A política e a vida pública têm tradição de surpresas, imprevistos para o bem ou para o mal. Muitos episódios ao longo da história são difíceis de explicar, como os fenômenos políticos eleitorais e os erros fatais de grandes nomes.
O Rio de Janeiro está vivendo um momento atípico e interessante para ser comentado. Uma série lamentável de equívocos levou a política local a um quadro lamentável pela abundância de malfeitos, falta de nível, de dignidade e, sobretudo, de eficiência. A crise chegou a um ponto inimaginável, considerando que se trata da região da antiga capital do Império e da República com os melhores quadros da vida pública.

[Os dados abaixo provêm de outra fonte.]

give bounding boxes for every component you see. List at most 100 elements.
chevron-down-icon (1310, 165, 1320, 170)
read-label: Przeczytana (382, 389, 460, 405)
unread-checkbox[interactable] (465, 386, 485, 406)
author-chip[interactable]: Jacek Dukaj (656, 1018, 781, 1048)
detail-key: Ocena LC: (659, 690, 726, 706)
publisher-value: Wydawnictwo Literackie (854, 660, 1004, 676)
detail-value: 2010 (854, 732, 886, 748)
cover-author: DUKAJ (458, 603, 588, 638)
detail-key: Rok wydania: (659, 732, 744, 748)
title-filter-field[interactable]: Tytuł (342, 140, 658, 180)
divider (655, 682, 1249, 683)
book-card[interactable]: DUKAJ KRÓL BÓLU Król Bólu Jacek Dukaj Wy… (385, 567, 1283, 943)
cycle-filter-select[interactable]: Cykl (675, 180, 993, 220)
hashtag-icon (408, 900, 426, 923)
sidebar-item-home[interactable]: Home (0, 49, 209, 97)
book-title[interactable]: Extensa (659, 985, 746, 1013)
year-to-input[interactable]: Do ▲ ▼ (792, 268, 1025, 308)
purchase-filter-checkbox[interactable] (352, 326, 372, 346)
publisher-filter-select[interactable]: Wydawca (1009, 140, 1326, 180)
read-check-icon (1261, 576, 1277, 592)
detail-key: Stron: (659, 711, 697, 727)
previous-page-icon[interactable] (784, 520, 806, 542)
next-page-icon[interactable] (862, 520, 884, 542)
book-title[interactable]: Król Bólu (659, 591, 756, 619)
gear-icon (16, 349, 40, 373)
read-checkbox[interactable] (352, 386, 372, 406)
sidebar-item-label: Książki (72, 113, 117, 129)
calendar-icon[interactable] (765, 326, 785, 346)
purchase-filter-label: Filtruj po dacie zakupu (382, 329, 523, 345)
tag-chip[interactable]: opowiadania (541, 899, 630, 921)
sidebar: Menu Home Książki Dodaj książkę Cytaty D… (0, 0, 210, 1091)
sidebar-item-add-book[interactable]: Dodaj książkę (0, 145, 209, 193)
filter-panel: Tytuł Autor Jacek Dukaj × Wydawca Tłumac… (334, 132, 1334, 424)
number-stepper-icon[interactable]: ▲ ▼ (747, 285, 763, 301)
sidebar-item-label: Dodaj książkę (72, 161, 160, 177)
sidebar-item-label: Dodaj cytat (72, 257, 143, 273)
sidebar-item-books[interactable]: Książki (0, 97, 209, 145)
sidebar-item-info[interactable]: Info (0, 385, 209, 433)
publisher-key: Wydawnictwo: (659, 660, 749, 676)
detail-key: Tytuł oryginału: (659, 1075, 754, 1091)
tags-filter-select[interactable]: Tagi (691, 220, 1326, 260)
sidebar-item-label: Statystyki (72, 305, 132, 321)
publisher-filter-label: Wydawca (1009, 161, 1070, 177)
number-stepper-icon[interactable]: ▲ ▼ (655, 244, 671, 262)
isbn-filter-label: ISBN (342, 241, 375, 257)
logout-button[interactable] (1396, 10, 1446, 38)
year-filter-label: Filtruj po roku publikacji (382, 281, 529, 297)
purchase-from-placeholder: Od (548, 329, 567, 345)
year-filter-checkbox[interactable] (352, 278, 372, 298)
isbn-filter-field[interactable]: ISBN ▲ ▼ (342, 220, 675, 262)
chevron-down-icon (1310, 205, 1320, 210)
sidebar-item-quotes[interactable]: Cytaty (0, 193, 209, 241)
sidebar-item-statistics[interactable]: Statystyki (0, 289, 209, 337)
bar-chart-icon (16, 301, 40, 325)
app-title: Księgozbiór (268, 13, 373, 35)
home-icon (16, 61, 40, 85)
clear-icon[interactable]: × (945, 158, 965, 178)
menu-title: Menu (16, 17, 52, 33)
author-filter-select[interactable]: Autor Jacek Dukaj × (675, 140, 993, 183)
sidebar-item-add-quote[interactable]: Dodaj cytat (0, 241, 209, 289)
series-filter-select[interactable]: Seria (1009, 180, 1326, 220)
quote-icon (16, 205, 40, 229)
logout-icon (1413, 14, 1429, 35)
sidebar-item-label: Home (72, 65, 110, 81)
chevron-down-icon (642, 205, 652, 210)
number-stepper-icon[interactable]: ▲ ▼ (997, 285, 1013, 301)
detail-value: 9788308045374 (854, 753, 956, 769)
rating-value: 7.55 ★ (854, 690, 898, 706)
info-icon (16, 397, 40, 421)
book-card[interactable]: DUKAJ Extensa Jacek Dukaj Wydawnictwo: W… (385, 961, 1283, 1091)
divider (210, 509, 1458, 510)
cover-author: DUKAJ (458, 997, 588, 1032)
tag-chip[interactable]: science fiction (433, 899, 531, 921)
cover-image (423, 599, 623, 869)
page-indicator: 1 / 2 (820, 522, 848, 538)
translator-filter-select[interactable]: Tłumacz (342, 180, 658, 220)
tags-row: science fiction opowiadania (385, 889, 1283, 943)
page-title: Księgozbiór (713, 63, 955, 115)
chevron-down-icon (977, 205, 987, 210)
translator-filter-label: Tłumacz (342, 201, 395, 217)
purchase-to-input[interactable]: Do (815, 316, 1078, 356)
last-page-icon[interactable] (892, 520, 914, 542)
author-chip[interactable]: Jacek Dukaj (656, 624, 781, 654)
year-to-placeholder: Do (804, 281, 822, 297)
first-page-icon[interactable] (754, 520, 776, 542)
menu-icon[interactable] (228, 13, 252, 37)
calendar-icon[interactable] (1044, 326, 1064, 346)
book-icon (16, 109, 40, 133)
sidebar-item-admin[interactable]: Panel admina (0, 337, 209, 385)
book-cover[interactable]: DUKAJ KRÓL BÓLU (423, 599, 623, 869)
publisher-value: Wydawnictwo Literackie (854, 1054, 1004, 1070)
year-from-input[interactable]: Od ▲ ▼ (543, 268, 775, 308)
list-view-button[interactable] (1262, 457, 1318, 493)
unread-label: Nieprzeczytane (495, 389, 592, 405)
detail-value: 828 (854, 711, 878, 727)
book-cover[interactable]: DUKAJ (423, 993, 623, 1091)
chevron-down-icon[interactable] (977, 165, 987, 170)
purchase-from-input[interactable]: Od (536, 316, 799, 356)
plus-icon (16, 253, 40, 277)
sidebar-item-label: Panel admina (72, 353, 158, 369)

Da redemocratização, em 1945, até a virada do século, tivemos os melhores parlamentares e governantes de todos os tempos. No Executivo, Carlos Lacerda, Negrão de Lima, Faria Lima e Amaral Peixoto são alguns exemplos e, na bancada de senadores, gigantes como Gilberto Marinho, Caiado de Castro, Nelson Carneiro e Darcy Ribeiro. E nas bancadas federais, homens exemplares na dignidade no exercício da vida pública, notáveis como Adauto Lúcio Cardoso, Eurípedes Cardoso de Menezes, Lygia Lessa Bastos, Prado Kelly, Roberto Campos, Francisco Dornelles e Raimundo Padilha, entre outros.
A atual composição é lamentável, como se verifica no noticiário policial, nas ações da Polícia Federal. Uma sucessão de fatos deixou o cargo de governador vago e a posse, na linha sucessória prevista por lei, foi cair nas mãos de um cidadão acima de qualquer suspeita, o desembargador Ricardo Couto, presidente do Tribunal de Justiça do Estado. E sem buscar aplausos, já é uma referência de qualidade no exercício da função pública. Nem uma voz ousa contestar o que ele vem fazendo.
Em poucas semanas, o magistrado conquistou a admiração e o respeito das forças vivas do Rio e até do país inteiro. Discreto, austero, firme, vem agindo com segurança e sabedoria, atendendo ao mérito e não a indicações políticas no preenchimento de lugares vagos na alta administração. Homem sem ambições pessoais, Couto exerce uma missão a que não tem faltado o aval do Supremo Tribunal Federal.
Este comportamento exemplar, correto, faz do desembargador, sem favor algum, a personalidade mais respeitada e admirada do Estado, acima das polarizações, partidos e lideranças políticas. Um fenômeno em meio a um ambiente tão poluído.
Ricardo Couto conquistou naturalmente o que todo homem público ambiciona e poucos fazem por merecer: admiração, respeito e sucesso.